The Alabama special Senate election has been a wild ride, to say the least.  After candidate Judge Roy Moore was accused of inappropriate sexual behavior and relationships with teenagers while he was 30, the outlook for his success has been grim, but thanks to a recent poll, Moore may be gaining ground again, reports The Weekly Standard.

“‘The Republican leads in three polls taken after Thanksgiving. Both Change Researchand JMC Analytics show a five-point lead for Moore, and Emerson College has him ahead by six. The RealClearPoltics average, which showed a Jones lead days ago, now has Moore up by two points,’ reports the Weekly Standard.”

While these three polls agree on where public opinion is, they disagree on some of the key dynamics in the race.

The JMC poll and the Change Research survey both present an improvement for Moore (JMC previously had Jones up by four and Change Research had Jones up by three) but the Emerson result represents a decline for Moore (they had him up by 10 after the Washington Post story broke).

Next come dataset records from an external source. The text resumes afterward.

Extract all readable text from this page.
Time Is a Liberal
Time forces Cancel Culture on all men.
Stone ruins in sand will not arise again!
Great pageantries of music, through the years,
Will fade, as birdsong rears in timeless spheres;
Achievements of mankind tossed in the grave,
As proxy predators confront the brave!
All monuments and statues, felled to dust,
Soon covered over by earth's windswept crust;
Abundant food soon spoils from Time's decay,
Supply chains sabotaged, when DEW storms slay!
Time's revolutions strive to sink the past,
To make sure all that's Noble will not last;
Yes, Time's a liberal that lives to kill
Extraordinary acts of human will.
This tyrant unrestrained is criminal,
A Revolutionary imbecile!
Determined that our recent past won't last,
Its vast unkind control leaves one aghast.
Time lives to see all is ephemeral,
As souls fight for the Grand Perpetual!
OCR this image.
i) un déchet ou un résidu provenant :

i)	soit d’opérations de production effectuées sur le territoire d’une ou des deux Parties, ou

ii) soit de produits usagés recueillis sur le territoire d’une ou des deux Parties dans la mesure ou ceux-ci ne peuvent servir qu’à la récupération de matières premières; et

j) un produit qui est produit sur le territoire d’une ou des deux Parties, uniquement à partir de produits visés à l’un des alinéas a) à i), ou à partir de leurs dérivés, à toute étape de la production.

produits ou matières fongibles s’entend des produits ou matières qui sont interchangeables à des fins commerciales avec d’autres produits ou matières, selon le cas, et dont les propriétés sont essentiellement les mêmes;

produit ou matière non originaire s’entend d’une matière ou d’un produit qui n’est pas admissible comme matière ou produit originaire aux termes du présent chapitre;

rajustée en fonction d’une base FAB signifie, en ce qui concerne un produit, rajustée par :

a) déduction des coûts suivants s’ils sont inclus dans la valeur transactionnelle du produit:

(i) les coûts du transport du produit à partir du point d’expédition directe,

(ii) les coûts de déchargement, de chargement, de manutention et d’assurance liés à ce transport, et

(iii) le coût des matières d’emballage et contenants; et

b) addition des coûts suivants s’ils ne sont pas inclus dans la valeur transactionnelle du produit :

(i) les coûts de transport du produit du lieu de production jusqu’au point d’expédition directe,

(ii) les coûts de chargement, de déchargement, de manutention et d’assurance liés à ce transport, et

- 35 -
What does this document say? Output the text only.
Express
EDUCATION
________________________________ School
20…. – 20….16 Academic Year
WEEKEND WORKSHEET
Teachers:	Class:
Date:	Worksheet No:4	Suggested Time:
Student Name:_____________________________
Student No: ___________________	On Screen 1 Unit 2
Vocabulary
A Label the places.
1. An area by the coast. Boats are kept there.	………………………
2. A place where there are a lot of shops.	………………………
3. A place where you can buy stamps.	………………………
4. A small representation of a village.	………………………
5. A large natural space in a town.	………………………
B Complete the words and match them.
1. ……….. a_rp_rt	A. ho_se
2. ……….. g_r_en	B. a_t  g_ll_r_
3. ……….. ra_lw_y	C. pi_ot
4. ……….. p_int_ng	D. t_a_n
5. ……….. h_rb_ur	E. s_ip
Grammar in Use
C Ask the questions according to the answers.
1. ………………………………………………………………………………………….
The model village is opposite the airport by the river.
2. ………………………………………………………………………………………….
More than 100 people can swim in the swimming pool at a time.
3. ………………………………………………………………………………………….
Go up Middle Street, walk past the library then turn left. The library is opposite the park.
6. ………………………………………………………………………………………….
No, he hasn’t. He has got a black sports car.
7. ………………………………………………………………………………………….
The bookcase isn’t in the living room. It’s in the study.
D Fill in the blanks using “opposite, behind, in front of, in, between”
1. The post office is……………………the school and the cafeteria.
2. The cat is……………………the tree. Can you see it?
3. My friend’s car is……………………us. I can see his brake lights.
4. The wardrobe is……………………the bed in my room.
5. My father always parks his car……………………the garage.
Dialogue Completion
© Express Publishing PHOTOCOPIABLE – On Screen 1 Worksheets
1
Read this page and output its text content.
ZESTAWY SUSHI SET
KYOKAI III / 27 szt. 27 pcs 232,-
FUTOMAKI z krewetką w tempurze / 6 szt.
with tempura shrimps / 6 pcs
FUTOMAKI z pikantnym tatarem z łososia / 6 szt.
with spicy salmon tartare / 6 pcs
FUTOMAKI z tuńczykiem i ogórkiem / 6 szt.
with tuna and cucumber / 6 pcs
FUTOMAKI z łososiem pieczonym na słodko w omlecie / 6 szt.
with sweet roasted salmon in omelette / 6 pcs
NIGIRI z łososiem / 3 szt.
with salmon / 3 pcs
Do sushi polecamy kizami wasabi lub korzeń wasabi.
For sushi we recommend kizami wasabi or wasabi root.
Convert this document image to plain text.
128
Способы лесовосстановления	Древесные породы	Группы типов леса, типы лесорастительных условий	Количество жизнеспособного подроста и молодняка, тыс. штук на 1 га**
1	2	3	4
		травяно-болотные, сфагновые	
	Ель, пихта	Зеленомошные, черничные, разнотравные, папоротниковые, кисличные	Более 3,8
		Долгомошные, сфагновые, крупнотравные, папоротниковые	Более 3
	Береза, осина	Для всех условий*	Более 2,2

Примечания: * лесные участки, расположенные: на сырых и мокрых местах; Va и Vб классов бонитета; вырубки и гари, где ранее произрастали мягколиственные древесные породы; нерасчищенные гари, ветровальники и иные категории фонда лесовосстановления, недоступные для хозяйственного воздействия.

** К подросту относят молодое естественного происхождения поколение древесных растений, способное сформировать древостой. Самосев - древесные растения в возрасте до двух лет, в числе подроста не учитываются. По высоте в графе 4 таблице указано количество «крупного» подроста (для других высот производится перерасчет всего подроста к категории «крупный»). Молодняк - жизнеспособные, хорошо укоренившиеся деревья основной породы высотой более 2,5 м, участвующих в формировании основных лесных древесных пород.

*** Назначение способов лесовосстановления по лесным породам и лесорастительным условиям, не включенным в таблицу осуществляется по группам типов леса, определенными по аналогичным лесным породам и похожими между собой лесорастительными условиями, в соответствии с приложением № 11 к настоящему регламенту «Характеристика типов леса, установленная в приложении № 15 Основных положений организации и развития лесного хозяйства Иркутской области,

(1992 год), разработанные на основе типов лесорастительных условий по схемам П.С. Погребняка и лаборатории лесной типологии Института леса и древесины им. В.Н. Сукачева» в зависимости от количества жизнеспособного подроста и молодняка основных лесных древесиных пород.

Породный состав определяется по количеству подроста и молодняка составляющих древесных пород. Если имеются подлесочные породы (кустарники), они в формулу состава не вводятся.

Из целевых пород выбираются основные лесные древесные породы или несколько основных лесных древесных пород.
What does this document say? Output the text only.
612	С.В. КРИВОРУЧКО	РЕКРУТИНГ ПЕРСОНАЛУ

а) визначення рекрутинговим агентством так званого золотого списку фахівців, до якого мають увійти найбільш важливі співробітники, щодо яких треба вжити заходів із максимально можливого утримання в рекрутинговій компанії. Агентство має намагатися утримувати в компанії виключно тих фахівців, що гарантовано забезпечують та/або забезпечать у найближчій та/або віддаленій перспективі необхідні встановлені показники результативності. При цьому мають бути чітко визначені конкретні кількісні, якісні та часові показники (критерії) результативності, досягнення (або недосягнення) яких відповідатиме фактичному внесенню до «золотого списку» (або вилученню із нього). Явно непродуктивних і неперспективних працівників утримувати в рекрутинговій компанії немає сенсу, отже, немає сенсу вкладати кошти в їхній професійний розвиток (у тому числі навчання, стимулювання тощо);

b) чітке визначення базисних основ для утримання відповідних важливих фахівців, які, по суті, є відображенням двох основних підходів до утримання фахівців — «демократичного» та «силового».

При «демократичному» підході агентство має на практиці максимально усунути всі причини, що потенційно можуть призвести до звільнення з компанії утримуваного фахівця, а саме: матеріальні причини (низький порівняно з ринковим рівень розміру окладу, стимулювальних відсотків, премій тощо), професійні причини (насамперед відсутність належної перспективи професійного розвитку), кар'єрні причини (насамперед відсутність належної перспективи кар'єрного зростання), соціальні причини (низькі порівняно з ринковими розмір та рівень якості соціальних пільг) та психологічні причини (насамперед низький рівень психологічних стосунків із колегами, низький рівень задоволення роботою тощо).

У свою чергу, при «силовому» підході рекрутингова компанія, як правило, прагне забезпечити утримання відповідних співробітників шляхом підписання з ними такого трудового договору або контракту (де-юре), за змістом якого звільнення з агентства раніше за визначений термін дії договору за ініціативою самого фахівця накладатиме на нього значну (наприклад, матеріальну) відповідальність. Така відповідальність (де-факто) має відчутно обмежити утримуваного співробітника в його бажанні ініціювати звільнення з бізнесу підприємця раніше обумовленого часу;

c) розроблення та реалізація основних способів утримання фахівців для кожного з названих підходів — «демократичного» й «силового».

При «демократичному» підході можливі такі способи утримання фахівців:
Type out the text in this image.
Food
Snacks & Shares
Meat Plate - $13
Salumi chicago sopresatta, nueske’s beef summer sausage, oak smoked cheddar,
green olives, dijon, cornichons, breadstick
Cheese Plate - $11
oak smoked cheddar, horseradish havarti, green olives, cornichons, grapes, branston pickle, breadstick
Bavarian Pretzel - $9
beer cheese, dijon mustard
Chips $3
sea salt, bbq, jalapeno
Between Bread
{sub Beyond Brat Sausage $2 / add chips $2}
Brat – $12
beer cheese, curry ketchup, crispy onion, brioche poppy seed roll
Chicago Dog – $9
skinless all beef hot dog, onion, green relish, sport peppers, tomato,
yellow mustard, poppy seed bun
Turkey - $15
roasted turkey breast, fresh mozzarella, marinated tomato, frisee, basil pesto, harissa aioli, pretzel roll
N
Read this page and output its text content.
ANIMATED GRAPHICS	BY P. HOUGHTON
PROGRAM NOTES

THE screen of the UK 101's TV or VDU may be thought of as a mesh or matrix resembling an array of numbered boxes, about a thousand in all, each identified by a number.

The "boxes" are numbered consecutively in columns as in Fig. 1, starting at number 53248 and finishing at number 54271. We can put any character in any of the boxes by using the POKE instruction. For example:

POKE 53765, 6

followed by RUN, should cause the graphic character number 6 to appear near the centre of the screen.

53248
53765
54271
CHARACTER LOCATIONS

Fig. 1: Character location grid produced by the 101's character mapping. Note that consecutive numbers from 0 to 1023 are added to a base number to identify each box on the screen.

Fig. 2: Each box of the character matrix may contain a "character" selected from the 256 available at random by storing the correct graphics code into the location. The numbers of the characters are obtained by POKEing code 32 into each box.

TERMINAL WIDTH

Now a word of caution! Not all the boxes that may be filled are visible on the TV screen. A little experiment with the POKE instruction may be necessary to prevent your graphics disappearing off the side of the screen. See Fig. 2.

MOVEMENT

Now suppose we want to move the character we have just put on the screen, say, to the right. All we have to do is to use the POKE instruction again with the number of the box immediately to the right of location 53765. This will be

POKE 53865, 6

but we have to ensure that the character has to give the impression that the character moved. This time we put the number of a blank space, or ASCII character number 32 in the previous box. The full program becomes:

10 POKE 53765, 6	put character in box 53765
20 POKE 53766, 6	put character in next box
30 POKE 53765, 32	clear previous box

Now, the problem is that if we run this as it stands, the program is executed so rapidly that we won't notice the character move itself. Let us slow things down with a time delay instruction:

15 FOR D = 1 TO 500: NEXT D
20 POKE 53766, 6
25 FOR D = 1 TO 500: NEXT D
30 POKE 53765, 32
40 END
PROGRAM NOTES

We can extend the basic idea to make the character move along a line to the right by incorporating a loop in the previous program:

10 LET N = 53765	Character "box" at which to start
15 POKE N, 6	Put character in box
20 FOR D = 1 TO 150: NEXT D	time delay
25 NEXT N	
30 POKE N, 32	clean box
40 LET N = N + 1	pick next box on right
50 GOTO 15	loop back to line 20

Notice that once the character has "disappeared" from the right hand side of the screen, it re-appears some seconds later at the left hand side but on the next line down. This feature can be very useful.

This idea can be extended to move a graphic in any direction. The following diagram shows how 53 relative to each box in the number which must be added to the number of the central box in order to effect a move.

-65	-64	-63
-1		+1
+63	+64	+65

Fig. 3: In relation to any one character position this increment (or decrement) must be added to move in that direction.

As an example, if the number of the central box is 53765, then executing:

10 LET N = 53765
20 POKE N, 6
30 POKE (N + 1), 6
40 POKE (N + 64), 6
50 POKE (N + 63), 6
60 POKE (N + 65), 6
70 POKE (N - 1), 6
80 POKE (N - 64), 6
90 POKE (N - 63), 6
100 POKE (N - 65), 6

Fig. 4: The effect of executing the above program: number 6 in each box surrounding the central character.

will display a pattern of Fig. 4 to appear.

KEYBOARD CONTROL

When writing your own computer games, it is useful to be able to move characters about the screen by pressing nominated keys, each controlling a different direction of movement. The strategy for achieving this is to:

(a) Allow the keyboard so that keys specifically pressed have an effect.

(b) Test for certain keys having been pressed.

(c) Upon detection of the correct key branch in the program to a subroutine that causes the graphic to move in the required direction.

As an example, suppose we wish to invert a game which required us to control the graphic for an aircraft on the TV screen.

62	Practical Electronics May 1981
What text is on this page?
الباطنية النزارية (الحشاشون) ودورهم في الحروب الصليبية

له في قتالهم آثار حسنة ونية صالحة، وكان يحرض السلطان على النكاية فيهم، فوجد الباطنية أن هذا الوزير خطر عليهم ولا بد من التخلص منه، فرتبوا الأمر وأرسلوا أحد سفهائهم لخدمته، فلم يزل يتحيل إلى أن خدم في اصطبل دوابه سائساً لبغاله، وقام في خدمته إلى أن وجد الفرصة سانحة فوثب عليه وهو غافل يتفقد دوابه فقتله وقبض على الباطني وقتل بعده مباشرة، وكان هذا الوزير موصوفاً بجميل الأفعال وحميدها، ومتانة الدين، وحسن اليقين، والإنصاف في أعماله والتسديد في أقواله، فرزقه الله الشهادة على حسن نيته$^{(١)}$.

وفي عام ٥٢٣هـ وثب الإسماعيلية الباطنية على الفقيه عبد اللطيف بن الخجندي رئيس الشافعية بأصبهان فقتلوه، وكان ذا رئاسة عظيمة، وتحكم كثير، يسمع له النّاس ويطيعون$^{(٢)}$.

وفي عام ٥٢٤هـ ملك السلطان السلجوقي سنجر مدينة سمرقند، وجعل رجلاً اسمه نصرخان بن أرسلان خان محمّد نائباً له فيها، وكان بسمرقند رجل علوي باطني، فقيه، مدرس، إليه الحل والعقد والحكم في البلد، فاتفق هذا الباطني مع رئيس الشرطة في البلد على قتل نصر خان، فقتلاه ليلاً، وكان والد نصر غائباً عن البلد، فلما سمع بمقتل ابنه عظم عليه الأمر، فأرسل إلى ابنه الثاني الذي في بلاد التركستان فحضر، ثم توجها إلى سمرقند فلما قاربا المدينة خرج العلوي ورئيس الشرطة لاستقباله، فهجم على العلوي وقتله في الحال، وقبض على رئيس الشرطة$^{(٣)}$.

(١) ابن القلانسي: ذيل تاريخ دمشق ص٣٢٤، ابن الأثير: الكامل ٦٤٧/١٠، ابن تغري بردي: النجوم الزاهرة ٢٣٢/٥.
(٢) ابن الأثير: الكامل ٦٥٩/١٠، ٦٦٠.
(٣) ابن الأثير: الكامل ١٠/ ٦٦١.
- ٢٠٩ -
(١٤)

Overall though, these polls are bad signs for Jones but good for Moore.

Moore’s ability to gain back some of the voters he lost when the Washington Post article broke is a testament to his likability and his support in Alabama.  Alabama is also deeply a Republican state, so any move toward even slightly more normal voting patterns represents a problem for Jones.

It’s also important to keep in mind that these polls are just a snapshot of a moment in time.  There is still time for Moore to advance in the polls, and the opposite could be said as well.  But only time will tell for sure, and polls can only give us a guess at the time.

But maybe most importantly, polls in this race rely on different projections about the shape of the electorate in this special election.  So different pollsters will make different projections about the contours of the electorate, and we won’t know which one is right until the votes are counted in December.